Posa la bottiglia d’acqua, sente di aver le sopracciglia alzate fin quasi all’attaccatura dei capelli, la sua scarsa capacità di vivere bene la suspence che quasi lo spinge ad urlargli di strappare sto cerotto e farlo pure in fretta.

« Dicevo. Me la sono fatta di corsa perché i mezzi non passavano, il telefono era morto e la domanda c’ha bisogno di una risposta veloce: quanta roba inedita abbiamo? Inedita che non l’ha sentita nessuno, né Gabriele né Salvatore né tua madre. Dico per febbraio. »

Il momento di silenzio che segue, breve eppure pesante come un macigno, sembra dilatarsi con la stessa velocità con cui si allarga il sorriso di Antonio, con cui spalanca gli occhi, incredulo.

« La canzone è piaciuta? »

« E che se non era piaciuta ti chiedevo se ne avevamo altre per febbraio, scusa? »

« Posso urlare “andiamo a Berlino, Beppe!” oppure poi la signora Annamaria scende e ce mena e a febbraio nc’arrivamo? »

« Facciamo che non urli niente e andiamo a vedere che roba hai pronta? »

« Ce tieni proprio a vince sto accrocco d’oro, eh? O è per l’ospitata da Fazio? Guarda che non me lo scordo che la Littizzetto t’ha allisciato più de una volta.  »

« È per l’ospitata dalla D’Urso, ovvio, Barbella nel mio cuore. E per la faccia perplessa del telespettatore medio quando vinco e dedico il premio a sto Flavio che chi cazz’è. E comunque dovrei prima vincere la categoria Giovani, così, non per buttarti giù.»

« Perché saresti anche convinto di non passarla? »

« Ma che ne so, metti che al televoto arrivo primo io?
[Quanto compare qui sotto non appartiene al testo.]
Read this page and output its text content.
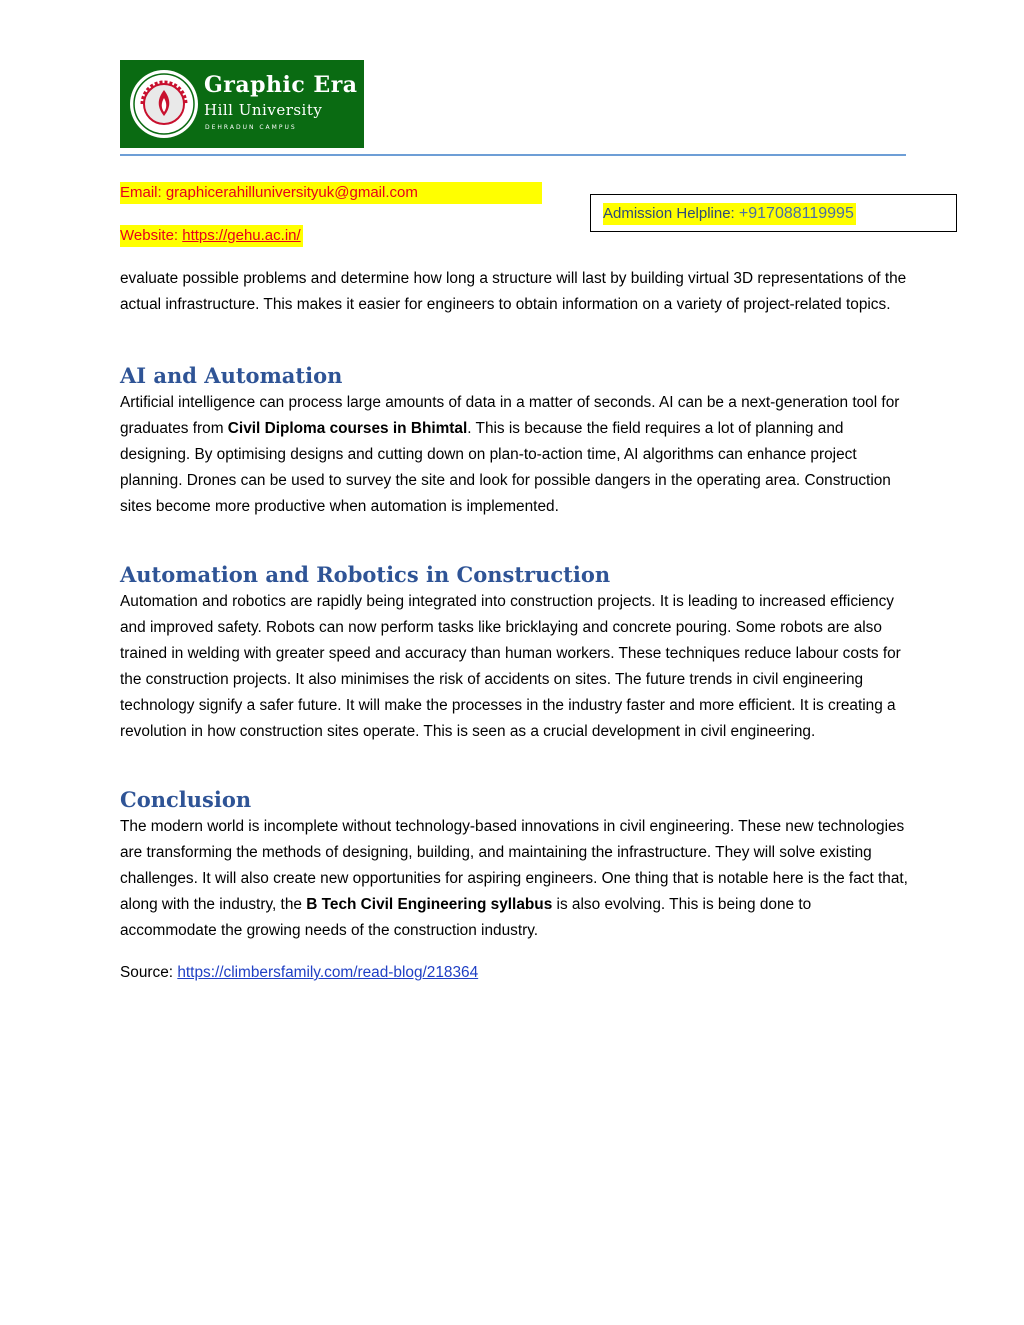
Graphic Era
Hill University
DEHRADUN CAMPUS
Email: graphicerahilluniversityuk@gmail.com
Website: https://gehu.ac.in/
Admission Helpline: +917088119995

evaluate possible problems and determine how long a structure will last by building virtual 3D representations of the actual infrastructure. This makes it easier for engineers to obtain information on a variety of project-related topics.

AI and Automation

Artificial intelligence can process large amounts of data in a matter of seconds. AI can be a next-generation tool for graduates from Civil Diploma courses in Bhimtal. This is because the field requires a lot of planning and designing. By optimising designs and cutting down on plan-to-action time, AI algorithms can enhance project planning. Drones can be used to survey the site and look for possible dangers in the operating area. Construction sites become more productive when automation is implemented.

Automation and Robotics in Construction

Automation and robotics are rapidly being integrated into construction projects. It is leading to increased efficiency and improved safety. Robots can now perform tasks like bricklaying and concrete pouring. Some robots are also trained in welding with greater speed and accuracy than human workers. These techniques reduce labour costs for the construction projects. It also minimises the risk of accidents on sites. The future trends in civil engineering technology signify a safer future. It will make the processes in the industry faster and more efficient. It is creating a revolution in how construction sites operate. This is seen as a crucial development in civil engineering.

Conclusion

The modern world is incomplete without technology-based innovations in civil engineering. These new technologies are transforming the methods of designing, building, and maintaining the infrastructure. They will solve existing challenges. It will also create new opportunities for aspiring engineers. One thing that is notable here is the fact that, along with the industry, the B Tech Civil Engineering syllabus is also evolving. This is being done to accommodate the growing needs of the construction industry.

Source: https://climbersfamily.com/read-blog/218364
E poi vince quel duo padano che canta vestito di verde? »

« In quel caso urli al complotto politico della sala stampa venduta ai poteri forti e alle grandi etichette discografiche. »

Antonio ride, con gli occhi chiusi ed i capelli ancora appiccicati alla fronte, gli ultimi due mesi sembrano non esistere, l’ennesima bufera lasciata alle spalle, torna il sereno senza che loro se lo aspettassero.

Per un secondo, e forse sarà più di un secondo ma per ora si accontenta, un futuro per lo più incerto sembra un po’ meno barcollante, come se quel vecchio ponte di legno dondolante sia finalmente stato trasformato, se non in una superstrada, almeno in qualcosa di vagamente più stabile.

Fuori la pioggia continua a cadere a secchi, scroscia giù dai tetti e lava via qualsiasi cosa ci sia in strada, loro non se ne curano, non si curano dei vestiti fradici, del fatto che la corrente abbia iniziato ad andare e venire e chissà se anche questa volta gli fotterà i modem e dovranno andare a scrocco col wifi degli studenti dell’appartamento accanto.